Confessions of an Idealistic Instagrammer

For the past three years, the most superficial moments of my life have been stored in the servers of Meta. Posting on Instagram has consumed me. And I’ll be the first to admit that my proclivity to cook up a profile full of luscious landscapes, crafted candids and wistful waterfalls feeds into the illusions of social media. But after listening to the auspicious lectures of those who live a grand life free of social media, I have finally accepted the daunting future that is my life on a screen. In fact, I am starting to appreciate all my Instagram presence has taught me. 

My first encounter with the obsession of capture started in May of 2021. It was a post-pandemic summer. Masks stuffed in every pant pocket. Everything was open and closed at the same time. You get the gist. In my mind, I had a general feeling of “what now”? The roads returned to their clotted state so I couldn’t take my normal walks on Hattertown road and route 25 as I once did. School had ended on a weird note partly because most of my friends opted for a “google meet” attendance. And my pandemic hobby of sourdough breadmaking faded into one of my past fads. It was also around that time I became deeply acquainted with a reflex to take pictures — the morning shadows that danced on the drywall of my bedroom ceiling, a clover field by my house my dog Rudy would sunbathe in, and the odd cloudscape that graced the sky that July 8th. Back then, my photos came from an urge to uncover the sublime amidst the mundane. 

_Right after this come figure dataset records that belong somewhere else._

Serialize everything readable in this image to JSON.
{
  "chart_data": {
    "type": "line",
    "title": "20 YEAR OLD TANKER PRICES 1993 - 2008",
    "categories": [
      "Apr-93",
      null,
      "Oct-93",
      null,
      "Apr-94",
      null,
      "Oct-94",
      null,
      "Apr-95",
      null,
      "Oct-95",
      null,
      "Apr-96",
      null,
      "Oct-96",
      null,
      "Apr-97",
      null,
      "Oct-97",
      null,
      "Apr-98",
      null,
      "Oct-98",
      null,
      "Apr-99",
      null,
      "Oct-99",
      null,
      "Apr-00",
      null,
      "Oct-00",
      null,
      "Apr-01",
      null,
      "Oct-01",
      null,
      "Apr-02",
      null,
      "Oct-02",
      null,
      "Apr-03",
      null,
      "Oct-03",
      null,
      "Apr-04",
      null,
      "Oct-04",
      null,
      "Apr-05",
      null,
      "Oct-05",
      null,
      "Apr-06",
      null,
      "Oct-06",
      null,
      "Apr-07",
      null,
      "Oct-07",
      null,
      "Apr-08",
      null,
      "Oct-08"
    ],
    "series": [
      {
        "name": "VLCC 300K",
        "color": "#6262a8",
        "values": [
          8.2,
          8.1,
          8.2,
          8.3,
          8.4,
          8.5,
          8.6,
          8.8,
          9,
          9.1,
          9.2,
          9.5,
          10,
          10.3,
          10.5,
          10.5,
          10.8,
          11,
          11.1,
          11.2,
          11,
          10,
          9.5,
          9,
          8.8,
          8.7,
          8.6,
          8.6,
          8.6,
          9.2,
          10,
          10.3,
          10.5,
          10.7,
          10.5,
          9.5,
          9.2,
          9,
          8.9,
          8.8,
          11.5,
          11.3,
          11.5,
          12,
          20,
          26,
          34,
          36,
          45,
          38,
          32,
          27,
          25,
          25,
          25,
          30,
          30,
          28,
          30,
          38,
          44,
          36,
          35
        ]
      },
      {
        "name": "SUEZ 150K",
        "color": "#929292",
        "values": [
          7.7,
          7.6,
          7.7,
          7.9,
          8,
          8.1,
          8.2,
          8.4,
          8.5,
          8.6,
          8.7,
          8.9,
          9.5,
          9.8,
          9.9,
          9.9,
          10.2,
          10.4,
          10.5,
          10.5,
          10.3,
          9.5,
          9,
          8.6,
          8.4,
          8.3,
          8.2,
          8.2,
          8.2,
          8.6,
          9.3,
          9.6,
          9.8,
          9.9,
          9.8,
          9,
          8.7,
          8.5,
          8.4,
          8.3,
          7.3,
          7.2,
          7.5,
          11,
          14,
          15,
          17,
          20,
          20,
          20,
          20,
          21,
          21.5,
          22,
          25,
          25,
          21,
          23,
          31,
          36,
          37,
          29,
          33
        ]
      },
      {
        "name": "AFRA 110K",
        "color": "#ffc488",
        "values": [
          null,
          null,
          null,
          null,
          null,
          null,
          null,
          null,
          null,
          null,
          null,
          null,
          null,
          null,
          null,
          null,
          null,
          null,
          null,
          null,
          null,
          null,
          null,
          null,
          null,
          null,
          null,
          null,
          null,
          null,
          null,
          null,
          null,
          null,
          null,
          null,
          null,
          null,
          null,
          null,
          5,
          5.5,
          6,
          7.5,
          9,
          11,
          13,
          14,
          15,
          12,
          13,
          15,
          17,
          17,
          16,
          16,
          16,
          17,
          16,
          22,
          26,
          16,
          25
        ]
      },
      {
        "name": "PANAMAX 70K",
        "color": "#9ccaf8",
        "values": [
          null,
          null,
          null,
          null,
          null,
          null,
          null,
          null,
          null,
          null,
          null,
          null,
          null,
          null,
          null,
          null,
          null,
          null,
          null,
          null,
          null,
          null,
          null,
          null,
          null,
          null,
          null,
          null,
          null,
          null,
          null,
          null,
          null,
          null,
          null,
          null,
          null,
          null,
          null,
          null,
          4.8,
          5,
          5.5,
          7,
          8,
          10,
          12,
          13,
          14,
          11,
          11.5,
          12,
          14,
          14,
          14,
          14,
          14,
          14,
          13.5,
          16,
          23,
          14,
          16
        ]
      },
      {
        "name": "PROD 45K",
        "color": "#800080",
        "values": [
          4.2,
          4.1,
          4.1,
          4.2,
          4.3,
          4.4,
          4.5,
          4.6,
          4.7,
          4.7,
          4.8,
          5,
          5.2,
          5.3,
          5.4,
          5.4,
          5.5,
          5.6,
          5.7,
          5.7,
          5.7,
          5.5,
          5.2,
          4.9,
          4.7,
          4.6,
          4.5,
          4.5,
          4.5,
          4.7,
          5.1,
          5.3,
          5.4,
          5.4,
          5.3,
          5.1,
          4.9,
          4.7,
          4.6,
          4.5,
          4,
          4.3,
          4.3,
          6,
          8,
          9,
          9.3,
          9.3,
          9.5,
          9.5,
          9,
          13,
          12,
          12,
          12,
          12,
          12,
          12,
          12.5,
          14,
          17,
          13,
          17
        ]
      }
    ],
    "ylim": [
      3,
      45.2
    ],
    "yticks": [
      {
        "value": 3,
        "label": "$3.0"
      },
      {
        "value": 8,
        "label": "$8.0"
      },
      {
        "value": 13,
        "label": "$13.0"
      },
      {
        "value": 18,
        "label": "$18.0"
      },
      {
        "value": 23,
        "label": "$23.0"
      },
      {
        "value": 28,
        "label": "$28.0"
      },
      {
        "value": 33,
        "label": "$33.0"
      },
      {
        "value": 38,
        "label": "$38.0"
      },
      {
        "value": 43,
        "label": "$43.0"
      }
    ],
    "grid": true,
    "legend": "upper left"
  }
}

And sure I enjoyed the occasional compliment of my new shirt or haircut but I never was one to show off per se. So I really can’t figure out what motivated me to start posting on Instagram that summer. 

To this day I still whip out my phone at every dying sunset, patch of goldenrod, and snow-filled pine. I still cause my hands to reach a numbing stiffness as I punch at the white circle on my screen while hurling down a ski slope or sticking my hand out of a car window. But why? Why am I obsessed with such a torturous, and let’s be honest, vain hobby of capturing photos for my Instagram feed? 

I guess there is something to be said for learning to seek out beauty amidst periods in life that reach a lull. Posting the instances that bring me the most joy (even if they are not representative of my day-to-day life) has led me to seek out those moments in a greater capacity. I admit It’s a prolific cycle. And I recognize this sounds quite contradictory coming from someone who reaches for his phone instead of relishing in a particular moment. 

I would like to also make the case that my obsession with photo taking, deleting, debating and posting has given me a clearer view of how I unconsciously want myself to be perceived. Every diverse cityscape, mountain, and scenery I share shows that I am a well-traveled and adventurous type. Or so I like to think. I have the power of choice. I choose the hike in Kent Falls and the trip to Montreal that you see on my feed. And although I do not directly cause you to regard me in any higher standard, I certainly push you in the direction of my illusion — that I have the “ideal” lifestyle.

Instagram has become a tool to craft my self-image; the way I want myself to perceive my life and the way I want you to see me. I can’t abandon it because, in a villainous way, it gives me control of my fleeting perception. 

My conflicting digital experiences aside, I still urge you to document or capture the moments in your life that you find beautiful — whether that be the table setting of your birthday dinner or the night walk you took with your parents during a full moon. Take a mental note, write down a few words, start a scrapbook, or (and tread carefully now) follow in my footsteps and become an idealistic Instagrammer.